Ideal of Gaussian Integers Ring. Congruence Classes

Question

Let $I = \{a+bi \in \mathbb{Z}[i] \; / \; [a]_2 = [b]_2\}$ be an ideal of $\mathbb{Z}[i]$ where $[a]_2 = \{a+2n \;/\; n \in \mathbb{Z}\}$

(a) Prove that I is generated by $1 + i$

I solved it this way:

|$\subseteq$ $$[1]_2=[1]_2\Rightarrow 1+i \in I$$

|$\supseteq$ $$ z \in I \Rightarrow z = x+yi \; / \; [x]_2=[y]_2 \Rightarrow y-x=2n\;/\;x,y,n \in \mathbb{Z}\Rightarrow y=x+2n\; \land \; x=y-2n \;/\;x,y,n \in \mathbb{Z} \Rightarrow z \in (1+i) $$

But I’m not sure if it is correct.

(b) How many elements does $\mathbb{Z}[i]/(1+i) $have?

I think $\mathbb{Z}[i]/(1+i)=\{[1+i]\}$ but I don’t know how to prove it.

I really appreciate your help.

Answer 1

(a) It is definitely correct that $I=(1+i)$, although I have some comments that I hope will be helpful.

First, in your proof that $(1+i)\subseteq I$, you've only proved that $1+i\in I$. Note that this is enough to show that $(1+i)\subseteq I$ if you know that $I$ is an ideal. I think you should show that $I$ is an ideal of $\Bbb{Z}[1+i]$.

Second, I'm not sure that I understand your proof that $I\subseteq(1+i)$. Below, I've written a few steps that you can add to make it more clear. Note: the main observation is that $2=(1+i)(1-i)$.

$$\text{Let }z\in I$$ $$z=x+iy\text{ for some }x,y\in\Bbb{Z}\text{ with }x\equiv y\text{ mod }2$$ $$y=x+2n\text{ for some }n\in\Bbb{Z}$$ $$z=x+iy=x+i(x+2n)=x(1+i)+2in=(1+i)\cdot\left[x+i(1-i)n\right]$$ $$z\in(1+i)$$

(b) $\left\vert\Bbb{Z}[i]/(1+i)\right\vert=2$.

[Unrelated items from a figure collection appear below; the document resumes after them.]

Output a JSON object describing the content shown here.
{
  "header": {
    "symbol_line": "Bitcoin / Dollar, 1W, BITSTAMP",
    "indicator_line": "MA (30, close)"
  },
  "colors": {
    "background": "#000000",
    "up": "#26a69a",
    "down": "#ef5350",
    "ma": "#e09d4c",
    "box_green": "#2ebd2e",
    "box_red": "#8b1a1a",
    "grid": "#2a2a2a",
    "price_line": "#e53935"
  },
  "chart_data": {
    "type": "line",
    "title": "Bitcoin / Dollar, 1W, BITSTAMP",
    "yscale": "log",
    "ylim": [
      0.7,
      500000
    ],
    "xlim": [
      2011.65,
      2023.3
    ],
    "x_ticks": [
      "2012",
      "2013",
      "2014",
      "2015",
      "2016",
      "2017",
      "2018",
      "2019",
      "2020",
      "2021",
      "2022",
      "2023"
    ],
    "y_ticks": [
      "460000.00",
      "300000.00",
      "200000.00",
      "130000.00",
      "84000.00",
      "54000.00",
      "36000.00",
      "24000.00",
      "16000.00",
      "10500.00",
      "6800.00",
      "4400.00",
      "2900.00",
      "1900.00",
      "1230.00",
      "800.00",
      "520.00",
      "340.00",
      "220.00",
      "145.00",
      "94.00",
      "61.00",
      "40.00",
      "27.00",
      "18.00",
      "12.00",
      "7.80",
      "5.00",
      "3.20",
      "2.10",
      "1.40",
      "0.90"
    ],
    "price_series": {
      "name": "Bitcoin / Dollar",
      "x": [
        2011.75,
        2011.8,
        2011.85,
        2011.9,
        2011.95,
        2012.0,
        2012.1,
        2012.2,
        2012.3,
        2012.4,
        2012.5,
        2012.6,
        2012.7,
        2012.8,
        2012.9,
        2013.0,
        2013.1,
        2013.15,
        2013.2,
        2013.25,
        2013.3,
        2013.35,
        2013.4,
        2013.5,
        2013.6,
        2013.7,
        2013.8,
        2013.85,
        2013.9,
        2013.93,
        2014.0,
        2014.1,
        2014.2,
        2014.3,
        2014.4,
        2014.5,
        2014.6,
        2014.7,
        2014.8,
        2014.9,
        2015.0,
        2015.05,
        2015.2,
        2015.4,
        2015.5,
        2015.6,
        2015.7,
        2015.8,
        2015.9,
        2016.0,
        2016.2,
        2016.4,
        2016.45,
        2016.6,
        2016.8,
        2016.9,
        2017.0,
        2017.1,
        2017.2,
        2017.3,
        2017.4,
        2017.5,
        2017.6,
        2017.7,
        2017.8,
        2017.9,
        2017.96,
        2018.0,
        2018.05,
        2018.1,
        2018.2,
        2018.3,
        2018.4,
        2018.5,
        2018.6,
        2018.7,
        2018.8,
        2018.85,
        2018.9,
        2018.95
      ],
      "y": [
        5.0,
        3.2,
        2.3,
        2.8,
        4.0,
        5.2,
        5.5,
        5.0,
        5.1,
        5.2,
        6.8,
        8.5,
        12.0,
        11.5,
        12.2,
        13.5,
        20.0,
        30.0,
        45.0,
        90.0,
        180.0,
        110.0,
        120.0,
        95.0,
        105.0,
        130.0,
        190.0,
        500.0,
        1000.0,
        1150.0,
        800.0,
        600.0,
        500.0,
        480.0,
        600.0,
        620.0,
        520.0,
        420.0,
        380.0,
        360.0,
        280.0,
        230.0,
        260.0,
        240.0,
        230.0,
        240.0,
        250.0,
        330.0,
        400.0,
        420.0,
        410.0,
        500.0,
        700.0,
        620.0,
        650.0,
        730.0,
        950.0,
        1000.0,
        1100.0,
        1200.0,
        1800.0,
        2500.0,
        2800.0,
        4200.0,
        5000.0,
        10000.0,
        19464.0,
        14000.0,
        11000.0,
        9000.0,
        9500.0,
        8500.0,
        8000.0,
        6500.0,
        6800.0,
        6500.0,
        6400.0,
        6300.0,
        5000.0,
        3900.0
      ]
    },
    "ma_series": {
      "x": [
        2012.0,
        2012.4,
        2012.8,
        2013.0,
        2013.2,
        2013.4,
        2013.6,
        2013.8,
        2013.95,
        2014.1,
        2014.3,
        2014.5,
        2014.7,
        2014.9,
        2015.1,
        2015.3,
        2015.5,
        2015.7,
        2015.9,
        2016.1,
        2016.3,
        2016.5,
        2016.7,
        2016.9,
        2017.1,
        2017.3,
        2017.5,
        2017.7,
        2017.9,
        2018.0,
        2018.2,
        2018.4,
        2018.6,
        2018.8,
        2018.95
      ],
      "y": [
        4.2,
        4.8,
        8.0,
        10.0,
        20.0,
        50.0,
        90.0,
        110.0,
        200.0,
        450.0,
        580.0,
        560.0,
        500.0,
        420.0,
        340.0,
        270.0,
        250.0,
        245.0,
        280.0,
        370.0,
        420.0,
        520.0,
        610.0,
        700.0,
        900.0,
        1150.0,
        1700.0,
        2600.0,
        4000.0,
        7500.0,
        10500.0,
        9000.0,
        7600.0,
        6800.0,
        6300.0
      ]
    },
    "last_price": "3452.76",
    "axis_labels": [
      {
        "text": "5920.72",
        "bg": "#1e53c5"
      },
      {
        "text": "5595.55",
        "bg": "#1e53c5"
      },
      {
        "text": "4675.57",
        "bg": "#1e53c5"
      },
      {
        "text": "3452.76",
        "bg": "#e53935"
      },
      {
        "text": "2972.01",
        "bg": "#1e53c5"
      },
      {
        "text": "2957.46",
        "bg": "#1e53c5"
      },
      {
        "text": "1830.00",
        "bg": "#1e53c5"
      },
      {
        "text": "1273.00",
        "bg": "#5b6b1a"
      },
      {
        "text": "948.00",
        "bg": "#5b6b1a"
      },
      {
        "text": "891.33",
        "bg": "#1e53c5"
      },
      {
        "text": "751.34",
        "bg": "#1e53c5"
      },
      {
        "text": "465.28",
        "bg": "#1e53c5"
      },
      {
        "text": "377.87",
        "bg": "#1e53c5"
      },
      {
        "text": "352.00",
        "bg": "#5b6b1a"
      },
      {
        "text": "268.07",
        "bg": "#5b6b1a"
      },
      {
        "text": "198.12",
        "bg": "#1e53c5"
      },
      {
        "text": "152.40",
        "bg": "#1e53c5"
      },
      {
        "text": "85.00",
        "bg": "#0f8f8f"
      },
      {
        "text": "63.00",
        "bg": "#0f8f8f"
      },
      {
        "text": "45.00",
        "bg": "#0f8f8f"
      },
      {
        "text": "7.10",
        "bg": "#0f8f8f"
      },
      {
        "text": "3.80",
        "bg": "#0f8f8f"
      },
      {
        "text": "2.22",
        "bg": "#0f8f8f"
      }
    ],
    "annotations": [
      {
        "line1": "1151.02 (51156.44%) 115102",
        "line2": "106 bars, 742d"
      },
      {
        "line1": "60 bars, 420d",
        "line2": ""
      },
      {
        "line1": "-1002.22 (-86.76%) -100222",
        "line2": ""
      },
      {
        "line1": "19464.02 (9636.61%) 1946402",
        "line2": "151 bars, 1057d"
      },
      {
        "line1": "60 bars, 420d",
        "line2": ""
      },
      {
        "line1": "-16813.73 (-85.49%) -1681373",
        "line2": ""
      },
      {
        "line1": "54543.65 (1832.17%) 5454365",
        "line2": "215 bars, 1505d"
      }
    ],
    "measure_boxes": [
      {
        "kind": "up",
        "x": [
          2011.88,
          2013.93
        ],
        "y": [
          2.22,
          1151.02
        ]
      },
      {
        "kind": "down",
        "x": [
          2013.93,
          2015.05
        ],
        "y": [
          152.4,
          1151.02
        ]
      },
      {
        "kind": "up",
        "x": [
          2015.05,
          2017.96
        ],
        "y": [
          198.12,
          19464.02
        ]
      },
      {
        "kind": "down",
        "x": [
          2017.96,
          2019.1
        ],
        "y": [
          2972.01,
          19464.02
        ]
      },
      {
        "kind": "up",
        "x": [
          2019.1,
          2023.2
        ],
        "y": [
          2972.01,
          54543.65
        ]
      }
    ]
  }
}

Note that for every $x,y\in\Bbb{Z}$ there are two possibilities: either $x\equiv y$ modulo $2$, or $x\not\equiv y$ modulo $2$. You've already shown that

$$(1+i)=\{x+iy\,\vert\,x\equiv y\text{ mod }2\}.$$

It is enough to show that

$$1+(1+i)=\{x+iy\,\vert\,x\not\equiv y\text{ mod }2\}.$$

Answer 2

$I$ is precisely the kernel of the ring epimorphism $\psi:a+bi\mapsto [a]_2+[b]_2$ from $\Bbb Z[i]$ to $\Bbb F_2$ where $[x]_2$ denotes the residue class $x+2\Bbb Z$. Therefore $\frac{\Bbb Z[i]}{I}\approx\Bbb F_2$ and $|\frac{\Bbb Z[i]}{I}\vert=2$. $$\forall z_1,z_2\in\Bbb Z[i]\;\;1+i=z_1z_2\implies 2=|z_1|^2|z_2|^2\implies z_1=1\lor z_2=1$$ Therefore $\langle 1+i\rangle$ is maximal because $1+i$ is irreducible and thus prime as $\Bbb Z[i]$ is a principal ideal domain. Therefore we must have $I=\langle 1+i\rangle$ because $\langle 1+i\rangle\subseteq I$; i.e. $1\equiv 1\;\text{mod}\;2$ and so $1+i\in I$.